New York Mayor Michael Bloomberg has spent more of his own money in pursuit of public office than any other individual in U.S. history, with his latest re-election bid already running at $85 million, the New York Times reported on Saturday.
Citing newly released campaign records, the Times said Bloomberg was on pace to spend between $110 million and $140 million before the Nov. 3 mayoral election. That means the self-made billionaire will have spent more than $250 million in his three bids for mayor of America's most fabled city.
In contrast, New Jersey Gov. Jon Corzine, a former chairman of the banking firm Goldman Sachs, spent about $130 million in two races for governor and one for the U.S. Senate, the Times reported.
And publisher Steve Forbes poured $114 million into two bids for president, it said.
Bloomberg's wealth, much of it from the Bloomberg LP media and information empire, is estimated at $16 billion. He has used it to establish what the Times called an "insurmountable financial dominance" in the race.
A finance report filed by his campaign for a Friday deadline covers Bloomberg's expenses since Sept. 29. He spent $20.4 million in that period, helping him break his $85 million record from 2005. He spent $74 million on his first run in 2001.
Opponent calls it 'obscene'
His opponent, William Thompson, a Democrat, has spent just $6 million in the race. A Thompson campaign spokeswoman on Friday told the Times the mayor's spending was "obscene."
But most New Yorkers surveyed in a poll this week said they don’t care about Bloomberg’s spending. Only 20 percent say they are less likely to vote for him, while 72 percent say it doesn’t affect them at all. The rest say it makes them more likely to vote for him.
Bloomberg was 16 points ahead of Thompson in the poll and has been spending at a rate of more than $850,000 a day.

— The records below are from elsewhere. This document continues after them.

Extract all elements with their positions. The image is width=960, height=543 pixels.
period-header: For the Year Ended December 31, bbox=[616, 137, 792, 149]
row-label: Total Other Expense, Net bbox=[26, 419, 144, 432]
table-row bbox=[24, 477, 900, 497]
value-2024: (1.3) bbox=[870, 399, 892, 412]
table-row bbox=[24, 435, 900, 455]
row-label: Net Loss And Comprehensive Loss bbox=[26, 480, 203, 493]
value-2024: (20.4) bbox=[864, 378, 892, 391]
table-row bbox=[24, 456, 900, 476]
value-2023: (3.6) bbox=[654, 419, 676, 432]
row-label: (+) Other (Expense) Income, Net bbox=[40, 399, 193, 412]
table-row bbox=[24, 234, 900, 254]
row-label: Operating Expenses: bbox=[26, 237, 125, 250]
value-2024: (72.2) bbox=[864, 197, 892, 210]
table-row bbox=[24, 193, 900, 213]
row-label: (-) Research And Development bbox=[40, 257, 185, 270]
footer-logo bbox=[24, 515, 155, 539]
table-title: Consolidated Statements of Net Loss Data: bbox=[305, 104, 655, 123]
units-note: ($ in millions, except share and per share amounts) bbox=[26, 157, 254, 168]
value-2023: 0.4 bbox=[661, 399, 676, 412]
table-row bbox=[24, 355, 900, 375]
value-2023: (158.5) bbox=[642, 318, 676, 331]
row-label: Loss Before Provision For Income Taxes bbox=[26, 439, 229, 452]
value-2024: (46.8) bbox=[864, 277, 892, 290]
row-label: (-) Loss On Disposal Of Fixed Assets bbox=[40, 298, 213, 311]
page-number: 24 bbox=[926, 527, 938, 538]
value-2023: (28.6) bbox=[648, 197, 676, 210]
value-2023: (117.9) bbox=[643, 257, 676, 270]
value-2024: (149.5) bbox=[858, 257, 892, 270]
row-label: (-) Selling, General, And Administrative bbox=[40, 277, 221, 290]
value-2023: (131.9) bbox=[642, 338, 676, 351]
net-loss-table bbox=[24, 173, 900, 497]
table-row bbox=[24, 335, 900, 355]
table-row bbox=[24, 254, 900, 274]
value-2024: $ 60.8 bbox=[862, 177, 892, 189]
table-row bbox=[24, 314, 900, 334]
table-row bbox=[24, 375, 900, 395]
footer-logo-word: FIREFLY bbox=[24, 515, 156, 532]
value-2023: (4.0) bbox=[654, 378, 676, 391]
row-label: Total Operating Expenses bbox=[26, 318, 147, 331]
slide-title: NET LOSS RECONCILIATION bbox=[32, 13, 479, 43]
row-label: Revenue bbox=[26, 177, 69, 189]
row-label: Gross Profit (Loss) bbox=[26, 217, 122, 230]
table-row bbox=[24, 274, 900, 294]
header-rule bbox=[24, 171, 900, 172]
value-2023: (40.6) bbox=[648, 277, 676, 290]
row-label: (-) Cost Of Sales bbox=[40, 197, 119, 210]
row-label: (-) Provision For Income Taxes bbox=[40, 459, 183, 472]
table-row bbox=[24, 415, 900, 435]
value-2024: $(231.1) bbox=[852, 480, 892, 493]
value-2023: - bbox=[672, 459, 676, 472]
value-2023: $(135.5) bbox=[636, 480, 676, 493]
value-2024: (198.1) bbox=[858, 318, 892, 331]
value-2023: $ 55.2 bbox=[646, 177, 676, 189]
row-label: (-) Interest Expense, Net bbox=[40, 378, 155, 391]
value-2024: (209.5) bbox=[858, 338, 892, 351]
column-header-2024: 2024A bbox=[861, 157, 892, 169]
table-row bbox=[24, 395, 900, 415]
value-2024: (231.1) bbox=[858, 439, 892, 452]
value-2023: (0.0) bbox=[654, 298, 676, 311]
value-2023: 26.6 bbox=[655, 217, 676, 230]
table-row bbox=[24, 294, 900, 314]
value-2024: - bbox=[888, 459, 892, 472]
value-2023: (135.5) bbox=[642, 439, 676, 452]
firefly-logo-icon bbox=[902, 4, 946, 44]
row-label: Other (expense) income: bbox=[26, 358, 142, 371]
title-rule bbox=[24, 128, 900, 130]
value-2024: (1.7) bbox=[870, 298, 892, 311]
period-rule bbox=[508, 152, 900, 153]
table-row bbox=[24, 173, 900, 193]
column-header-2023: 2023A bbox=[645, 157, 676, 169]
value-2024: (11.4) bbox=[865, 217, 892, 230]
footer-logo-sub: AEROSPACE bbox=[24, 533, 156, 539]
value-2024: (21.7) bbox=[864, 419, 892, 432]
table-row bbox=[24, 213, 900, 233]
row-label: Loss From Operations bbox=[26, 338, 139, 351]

The bulk of Bloomberg's spending has gone into television, radio and Web advertising, the Times said.
But some of the money has trickled down to recession-hit small businesses, including Goodfellas Brick Over Pizza on Staten Island and in the Bronx. The Bloomberg campaign has so far forked over $8,892 for pizza at Goodfellas alone.
Thompson has also sought to portray Bloomberg as opportunistic for political moves he has made, including changing his lifelong party registration from Democrat to Republican to avoid a crowded primary in 2001 and persuading the City Council to extend the term-limits law last year so he could run again.
Bloomberg is no longer a member of any party but is running on the Republican and Independent Party lines.